The film opens with a 911 call in the mode of what we can see on TV newscasts from time to time – a blank screen with a woman’s words produced in white as the call progresses [like we couldn’t understand her even though she’s speaking clearly!]. A woman informs the operator – in a cold, flat voice – that ‘I killed them all’ and to send the police.

This is followed by a grainy video of the police videotaping the scene as they inspect it – describing the victims and likely methods of the deaths – and then they hear something and follow the sounds to a crawlspace.

Twenty years later, Isabella Rossi [Fernanda Andrade] is on a mission to find out what happened to her mother, Maria [Suzan Crowley] – the woman who made the 911 call.

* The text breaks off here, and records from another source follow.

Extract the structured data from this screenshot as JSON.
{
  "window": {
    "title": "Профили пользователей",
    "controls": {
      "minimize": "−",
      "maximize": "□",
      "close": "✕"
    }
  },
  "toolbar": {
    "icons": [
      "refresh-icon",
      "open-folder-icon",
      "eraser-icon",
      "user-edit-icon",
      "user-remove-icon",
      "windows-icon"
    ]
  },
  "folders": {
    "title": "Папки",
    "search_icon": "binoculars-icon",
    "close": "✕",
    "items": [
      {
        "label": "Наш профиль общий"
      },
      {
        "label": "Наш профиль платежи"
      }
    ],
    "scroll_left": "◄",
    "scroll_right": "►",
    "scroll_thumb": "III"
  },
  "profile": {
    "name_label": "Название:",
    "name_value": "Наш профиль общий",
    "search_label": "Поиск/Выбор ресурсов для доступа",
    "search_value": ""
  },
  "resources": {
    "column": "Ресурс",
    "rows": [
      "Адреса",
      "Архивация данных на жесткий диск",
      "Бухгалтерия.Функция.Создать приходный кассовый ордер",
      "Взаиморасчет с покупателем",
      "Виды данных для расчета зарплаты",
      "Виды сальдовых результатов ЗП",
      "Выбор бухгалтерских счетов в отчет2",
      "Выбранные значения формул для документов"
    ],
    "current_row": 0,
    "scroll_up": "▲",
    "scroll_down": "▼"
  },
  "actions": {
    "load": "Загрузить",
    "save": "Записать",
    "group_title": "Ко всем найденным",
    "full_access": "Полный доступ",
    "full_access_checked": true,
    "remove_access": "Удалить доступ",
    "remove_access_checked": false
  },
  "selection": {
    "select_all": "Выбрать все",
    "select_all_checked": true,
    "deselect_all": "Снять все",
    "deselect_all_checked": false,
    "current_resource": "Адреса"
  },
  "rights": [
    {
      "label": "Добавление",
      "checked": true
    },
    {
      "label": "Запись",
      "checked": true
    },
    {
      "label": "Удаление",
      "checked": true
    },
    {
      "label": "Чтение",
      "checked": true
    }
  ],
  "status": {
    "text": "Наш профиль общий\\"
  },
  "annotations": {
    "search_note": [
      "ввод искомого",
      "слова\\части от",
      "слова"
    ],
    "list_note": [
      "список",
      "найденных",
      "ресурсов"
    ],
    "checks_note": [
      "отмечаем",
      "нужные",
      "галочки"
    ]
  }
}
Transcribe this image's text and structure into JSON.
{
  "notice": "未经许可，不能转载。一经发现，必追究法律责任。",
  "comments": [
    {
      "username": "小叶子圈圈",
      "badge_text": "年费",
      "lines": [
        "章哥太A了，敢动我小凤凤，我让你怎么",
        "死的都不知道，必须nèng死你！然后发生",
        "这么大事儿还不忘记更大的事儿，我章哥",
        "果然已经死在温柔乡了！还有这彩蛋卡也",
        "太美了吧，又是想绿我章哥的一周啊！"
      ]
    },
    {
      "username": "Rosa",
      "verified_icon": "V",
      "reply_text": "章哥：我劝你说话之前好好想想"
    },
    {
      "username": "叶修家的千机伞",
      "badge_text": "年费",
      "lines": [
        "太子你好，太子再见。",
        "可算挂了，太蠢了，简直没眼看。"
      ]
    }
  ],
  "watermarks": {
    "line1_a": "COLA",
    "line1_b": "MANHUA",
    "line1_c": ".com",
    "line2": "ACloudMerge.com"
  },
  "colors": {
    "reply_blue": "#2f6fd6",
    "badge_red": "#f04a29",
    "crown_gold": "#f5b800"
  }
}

The three men Maria murdered were priests, so the possibility exists that she was the subject of an exorcism at the time and Isabella is accompanied by a documentary filmmaker, Michael [Ionut Grama] because of the unusual circumstances [really, the subject would definitely make a great film – this, however, is not it].

Isabella journeys to Rome – Maria was transferred to a Roman hospital shortly after she was found not guilty of the priests’ murders by reason of insanity – and does a little research on exorcism before visiting her mother. By research, I mean she takes in the tail end of a class on differentiating demonic possession from mental illness – which gives her [and us] all the information she really needs for the rest of the film [funny how that works].

There she also meets two priests, David [Evan Helmuth] and Ben [Simon Quarterman], who have been performing exorcisms without the church’s sanction [the church, it seems, no longer ‘officially’ recognizes possession – or sanctions exorcisms]. The priests convince her to accompany them to one such unsanctioned exorcism, saying that she’ll never know what a real possession is like if she doesn’t witness one.

This one is held in a basement. Cue the ominous music. Well, don’t, because this is supposed to be raw documentary footage, don’tcha know, so, no score.

All of this leads up to Isabella’s visit with her mother – who knows something she couldn’t possibly know! Wow! A sign of possession, much? And from there, The Devil Inside devolves rapidly into a series of clichés and falls completely apart [not that it was particularly riveting earlier].

The cast of The Devil Inside gets full marks for doing what they could with the material, but it’s just too much for them. Seriously, the script, by director William Brent Bell and Matthew Peterman, has a few good ideas but Bell has no idea what to do with them – so he goes for the ham-fisted shakycam approach [practically guaranteed to generate nausea or migraines in a significant portion of any audience].

Bell also has a problem with pacing. Except for the brief moments when a possessed person is going nuts, the film moves at the next best thing to full stop. It makes an under ninety-minute film feel way too long [the film is credited as being eighty-seven minutes in length, but almost ten of that is the glacially-paced end credit roll].

I can’t say I’ve ever felt this way before, but I was proud of the audience at the screening I attended – they laughed at exactly all the wrong moments. It’s too bad that Mystery Science Theater 3000 isn’t still around – what fun they could have had with this one.